Medical Student: (what the @#%$@!!)

Medical Student: Patient number two is a well child check. Everything was fine but there is a 2/6 systolic murmur at the apex. I think it should probably be checked out.
PA: (listens at the 2nd and 4th ICS) Nope. No murmur.
Patient's Mom: I think he's right, we have been told he has a murmur and that he should have a "heart ultrasound."
PA: (listens at the apex) I found a murmur here.
Medical Student: (glares at back of PAs head)

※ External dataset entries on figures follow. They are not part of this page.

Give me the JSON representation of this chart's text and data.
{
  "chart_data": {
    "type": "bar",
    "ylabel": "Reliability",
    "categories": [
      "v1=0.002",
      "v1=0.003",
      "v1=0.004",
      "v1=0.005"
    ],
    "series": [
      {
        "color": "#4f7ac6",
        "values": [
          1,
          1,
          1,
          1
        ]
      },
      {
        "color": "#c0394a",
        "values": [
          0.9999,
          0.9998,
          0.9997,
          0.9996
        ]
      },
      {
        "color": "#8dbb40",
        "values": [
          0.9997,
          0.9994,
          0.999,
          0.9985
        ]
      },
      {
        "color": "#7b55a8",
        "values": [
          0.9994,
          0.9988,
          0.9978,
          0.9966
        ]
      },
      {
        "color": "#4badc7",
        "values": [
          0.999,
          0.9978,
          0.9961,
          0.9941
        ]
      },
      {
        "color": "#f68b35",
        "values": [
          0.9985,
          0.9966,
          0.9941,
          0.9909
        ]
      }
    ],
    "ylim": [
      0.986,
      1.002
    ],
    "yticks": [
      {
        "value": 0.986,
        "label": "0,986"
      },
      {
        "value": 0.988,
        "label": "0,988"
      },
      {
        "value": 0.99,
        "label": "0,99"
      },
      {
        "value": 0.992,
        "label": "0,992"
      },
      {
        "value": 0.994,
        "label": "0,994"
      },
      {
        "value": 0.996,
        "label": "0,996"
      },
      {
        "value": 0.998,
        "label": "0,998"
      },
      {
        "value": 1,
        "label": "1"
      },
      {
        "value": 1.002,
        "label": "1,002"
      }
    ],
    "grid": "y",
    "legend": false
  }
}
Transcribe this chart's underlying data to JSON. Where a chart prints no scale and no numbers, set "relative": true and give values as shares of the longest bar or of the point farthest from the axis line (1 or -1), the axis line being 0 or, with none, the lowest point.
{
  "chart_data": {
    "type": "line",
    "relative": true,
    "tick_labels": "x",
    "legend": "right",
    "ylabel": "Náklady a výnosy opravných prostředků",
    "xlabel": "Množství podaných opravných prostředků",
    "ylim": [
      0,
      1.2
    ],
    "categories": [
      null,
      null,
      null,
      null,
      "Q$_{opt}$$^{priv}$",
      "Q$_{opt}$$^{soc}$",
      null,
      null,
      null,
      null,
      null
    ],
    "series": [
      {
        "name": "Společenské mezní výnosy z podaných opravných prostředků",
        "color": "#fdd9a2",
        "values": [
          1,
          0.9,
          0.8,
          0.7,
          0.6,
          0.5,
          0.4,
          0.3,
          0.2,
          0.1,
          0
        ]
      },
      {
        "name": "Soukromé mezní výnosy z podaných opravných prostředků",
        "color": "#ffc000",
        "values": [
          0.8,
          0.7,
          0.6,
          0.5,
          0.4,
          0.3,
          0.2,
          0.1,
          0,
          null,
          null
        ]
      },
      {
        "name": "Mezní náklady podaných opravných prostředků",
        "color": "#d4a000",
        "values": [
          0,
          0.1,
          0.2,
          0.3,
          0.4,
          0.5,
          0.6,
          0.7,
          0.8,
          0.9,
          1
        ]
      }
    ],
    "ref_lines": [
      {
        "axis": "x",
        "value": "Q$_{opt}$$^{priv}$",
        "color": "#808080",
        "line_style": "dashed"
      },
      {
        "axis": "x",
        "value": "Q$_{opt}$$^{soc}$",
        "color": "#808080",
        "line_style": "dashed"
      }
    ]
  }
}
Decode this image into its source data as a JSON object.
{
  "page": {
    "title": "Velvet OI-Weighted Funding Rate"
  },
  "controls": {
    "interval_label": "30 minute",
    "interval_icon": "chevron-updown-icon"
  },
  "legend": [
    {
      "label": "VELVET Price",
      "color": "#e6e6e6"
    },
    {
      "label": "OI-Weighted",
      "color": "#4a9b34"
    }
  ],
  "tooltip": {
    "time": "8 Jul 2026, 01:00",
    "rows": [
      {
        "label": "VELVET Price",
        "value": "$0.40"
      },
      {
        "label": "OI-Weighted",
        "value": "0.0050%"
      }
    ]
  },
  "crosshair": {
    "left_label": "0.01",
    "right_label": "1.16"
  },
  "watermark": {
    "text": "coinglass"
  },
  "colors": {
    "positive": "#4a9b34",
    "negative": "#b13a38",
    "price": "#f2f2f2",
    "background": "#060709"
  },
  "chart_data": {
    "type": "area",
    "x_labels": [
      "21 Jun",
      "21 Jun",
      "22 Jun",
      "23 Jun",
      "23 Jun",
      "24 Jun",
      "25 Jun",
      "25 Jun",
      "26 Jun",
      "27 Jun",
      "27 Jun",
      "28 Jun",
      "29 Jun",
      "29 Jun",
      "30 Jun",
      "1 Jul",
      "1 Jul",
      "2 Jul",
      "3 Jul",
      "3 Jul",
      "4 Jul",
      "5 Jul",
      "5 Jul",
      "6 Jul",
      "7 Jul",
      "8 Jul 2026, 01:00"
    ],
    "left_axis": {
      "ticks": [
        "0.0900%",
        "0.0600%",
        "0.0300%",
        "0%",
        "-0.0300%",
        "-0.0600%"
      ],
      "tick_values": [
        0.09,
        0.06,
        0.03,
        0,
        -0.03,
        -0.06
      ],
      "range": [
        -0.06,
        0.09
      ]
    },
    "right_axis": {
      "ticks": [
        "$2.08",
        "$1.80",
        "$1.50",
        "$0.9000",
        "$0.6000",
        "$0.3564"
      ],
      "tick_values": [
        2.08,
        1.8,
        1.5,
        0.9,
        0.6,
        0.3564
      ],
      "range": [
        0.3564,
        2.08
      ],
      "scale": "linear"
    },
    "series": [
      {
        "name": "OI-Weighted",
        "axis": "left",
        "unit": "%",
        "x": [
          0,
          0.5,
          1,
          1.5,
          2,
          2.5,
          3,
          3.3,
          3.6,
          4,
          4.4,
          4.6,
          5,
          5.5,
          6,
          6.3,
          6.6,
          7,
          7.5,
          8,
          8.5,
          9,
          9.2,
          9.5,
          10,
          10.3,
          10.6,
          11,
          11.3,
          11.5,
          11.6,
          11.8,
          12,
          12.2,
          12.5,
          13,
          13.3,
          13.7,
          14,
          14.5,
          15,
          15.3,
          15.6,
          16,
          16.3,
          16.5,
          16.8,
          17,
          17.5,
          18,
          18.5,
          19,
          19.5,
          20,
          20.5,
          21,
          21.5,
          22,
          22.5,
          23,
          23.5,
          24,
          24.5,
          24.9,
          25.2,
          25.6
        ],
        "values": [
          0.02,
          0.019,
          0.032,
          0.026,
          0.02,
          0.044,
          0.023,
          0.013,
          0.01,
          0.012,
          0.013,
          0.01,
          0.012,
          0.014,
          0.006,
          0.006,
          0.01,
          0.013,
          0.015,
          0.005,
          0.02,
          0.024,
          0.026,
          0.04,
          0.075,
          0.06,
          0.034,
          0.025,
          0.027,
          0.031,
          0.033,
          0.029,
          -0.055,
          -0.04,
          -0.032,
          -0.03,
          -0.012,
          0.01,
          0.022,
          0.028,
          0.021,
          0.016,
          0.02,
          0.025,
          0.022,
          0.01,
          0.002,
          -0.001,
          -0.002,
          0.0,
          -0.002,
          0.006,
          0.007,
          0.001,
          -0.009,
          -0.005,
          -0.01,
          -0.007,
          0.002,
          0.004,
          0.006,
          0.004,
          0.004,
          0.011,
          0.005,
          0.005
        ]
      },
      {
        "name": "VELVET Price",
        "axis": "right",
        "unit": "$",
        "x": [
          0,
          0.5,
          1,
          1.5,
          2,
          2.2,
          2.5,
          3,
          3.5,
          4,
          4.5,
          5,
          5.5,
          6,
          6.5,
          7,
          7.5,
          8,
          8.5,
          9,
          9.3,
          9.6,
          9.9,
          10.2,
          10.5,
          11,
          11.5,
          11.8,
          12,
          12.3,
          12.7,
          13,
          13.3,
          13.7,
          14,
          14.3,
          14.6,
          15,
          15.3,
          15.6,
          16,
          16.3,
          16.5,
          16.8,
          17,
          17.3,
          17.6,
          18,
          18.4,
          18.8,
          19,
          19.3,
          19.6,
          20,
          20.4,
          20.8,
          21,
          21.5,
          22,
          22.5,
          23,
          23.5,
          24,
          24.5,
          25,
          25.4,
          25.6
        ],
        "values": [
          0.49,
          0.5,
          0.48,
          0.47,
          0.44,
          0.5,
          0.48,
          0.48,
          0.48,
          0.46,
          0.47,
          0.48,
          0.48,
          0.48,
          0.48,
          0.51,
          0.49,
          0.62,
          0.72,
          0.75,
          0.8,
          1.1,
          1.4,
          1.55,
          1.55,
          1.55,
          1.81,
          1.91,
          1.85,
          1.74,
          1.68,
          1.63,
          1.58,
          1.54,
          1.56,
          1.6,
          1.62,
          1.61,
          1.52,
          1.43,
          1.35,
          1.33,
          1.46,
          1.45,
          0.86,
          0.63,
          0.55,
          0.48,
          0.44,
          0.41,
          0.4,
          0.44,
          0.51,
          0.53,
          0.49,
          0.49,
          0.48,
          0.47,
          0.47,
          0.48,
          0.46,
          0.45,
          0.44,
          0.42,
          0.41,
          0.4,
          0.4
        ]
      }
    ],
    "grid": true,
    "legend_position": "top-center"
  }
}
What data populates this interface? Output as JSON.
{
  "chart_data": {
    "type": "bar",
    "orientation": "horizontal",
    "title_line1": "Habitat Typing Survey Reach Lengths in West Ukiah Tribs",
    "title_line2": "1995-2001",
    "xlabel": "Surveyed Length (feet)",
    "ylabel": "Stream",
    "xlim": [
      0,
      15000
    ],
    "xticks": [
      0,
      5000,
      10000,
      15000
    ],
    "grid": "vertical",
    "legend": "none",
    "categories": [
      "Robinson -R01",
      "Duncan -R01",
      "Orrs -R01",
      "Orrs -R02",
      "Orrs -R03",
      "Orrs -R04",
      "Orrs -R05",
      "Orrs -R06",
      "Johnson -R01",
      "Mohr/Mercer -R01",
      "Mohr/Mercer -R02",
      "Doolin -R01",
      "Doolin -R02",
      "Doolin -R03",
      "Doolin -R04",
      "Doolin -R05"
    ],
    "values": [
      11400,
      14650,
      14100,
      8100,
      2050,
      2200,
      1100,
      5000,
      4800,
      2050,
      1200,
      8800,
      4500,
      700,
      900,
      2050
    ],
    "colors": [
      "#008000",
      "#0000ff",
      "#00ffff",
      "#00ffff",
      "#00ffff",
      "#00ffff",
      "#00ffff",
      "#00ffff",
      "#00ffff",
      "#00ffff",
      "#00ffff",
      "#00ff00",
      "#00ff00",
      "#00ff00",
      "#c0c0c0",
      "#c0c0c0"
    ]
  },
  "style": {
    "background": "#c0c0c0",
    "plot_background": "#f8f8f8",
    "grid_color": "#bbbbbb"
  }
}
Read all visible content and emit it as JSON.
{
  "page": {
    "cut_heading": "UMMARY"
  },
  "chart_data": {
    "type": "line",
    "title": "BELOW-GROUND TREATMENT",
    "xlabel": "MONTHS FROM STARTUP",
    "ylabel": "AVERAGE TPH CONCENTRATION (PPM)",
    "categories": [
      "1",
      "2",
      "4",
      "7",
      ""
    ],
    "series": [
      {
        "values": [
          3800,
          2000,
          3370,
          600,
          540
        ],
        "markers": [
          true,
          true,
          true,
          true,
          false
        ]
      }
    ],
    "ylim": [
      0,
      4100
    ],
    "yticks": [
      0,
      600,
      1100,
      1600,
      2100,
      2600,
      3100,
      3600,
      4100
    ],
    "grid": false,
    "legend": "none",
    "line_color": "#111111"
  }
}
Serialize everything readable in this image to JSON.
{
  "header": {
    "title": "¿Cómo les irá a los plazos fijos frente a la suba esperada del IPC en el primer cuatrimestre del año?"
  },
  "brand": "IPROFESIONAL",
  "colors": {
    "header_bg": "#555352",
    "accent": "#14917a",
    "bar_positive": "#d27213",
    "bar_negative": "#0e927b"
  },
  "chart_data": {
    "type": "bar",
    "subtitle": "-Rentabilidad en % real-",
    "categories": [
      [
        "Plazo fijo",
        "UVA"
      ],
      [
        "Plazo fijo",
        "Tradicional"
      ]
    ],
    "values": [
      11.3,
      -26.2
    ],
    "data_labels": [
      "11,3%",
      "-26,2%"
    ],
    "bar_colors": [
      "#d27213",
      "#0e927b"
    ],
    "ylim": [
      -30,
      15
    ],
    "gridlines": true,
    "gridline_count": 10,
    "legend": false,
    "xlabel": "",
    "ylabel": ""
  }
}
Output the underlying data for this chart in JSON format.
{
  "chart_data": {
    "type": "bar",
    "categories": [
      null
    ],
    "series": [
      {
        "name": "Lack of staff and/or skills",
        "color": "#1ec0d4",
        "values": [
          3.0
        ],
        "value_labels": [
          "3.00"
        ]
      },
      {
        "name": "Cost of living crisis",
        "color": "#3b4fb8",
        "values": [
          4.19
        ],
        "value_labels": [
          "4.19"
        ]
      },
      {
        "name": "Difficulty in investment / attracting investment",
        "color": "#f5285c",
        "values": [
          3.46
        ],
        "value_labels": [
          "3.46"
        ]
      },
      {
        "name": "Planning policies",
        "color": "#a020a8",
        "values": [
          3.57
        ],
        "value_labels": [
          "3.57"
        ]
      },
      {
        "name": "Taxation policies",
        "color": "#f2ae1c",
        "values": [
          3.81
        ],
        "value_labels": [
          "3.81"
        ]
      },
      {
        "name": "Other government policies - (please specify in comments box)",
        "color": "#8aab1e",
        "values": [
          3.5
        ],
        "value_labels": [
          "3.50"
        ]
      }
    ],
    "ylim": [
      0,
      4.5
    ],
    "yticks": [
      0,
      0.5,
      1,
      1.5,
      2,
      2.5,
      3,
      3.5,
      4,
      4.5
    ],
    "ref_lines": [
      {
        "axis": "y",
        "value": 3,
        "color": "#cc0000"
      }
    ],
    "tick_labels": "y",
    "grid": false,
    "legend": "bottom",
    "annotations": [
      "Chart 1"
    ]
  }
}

Medical Student: Patient number three has perfect circular patch of hair loss with a boggy mass on his scalp. It's classic for a fungal infection. I think we should treat him with an oral anti-fungal.
PA: Nope. This is a lipoma or maybe a sebaceous cyst.
Medical Student: I really don't think...
PA: We need to cut it out.
Medical Student: Should we try an anti-fungal first?
PA: Nope. We need to cut it out. (makes an incision on patient's head) Weird, there is nothing in here. Oh well, stitch this up.

What a day.

Wednesday, June 30, 2010

How the Dementia Patient Out-smarted Me

Every once in a while you have to let go of your pride and admit that someone has gotten the better of you. Whether it be sports, politics or even the world of medicine, the time is sure to come. It just sucks when the person who gets the better of you has dementia. 

One of my patients in clinic today appeared rather confused so I decided to perform a mental status exam on her...

Medical Student: Okay, can you spell world backwards?
Patient: No.
Medical Student: You don't want to try?
Patient: Why would I do that?
Medical Student: Okay. um, I'd like you to take this pen and draw a picture of a clock face showing ten past eleven.
Patient: Fine. (starts drawing) There. (shows me picture of a circle with 11:10 written inside of it)
Medical Student: What's that?
Patient: It's a digital clock. 
Medical Student: You win. I don't care if you think the president is Woodrow Wilson.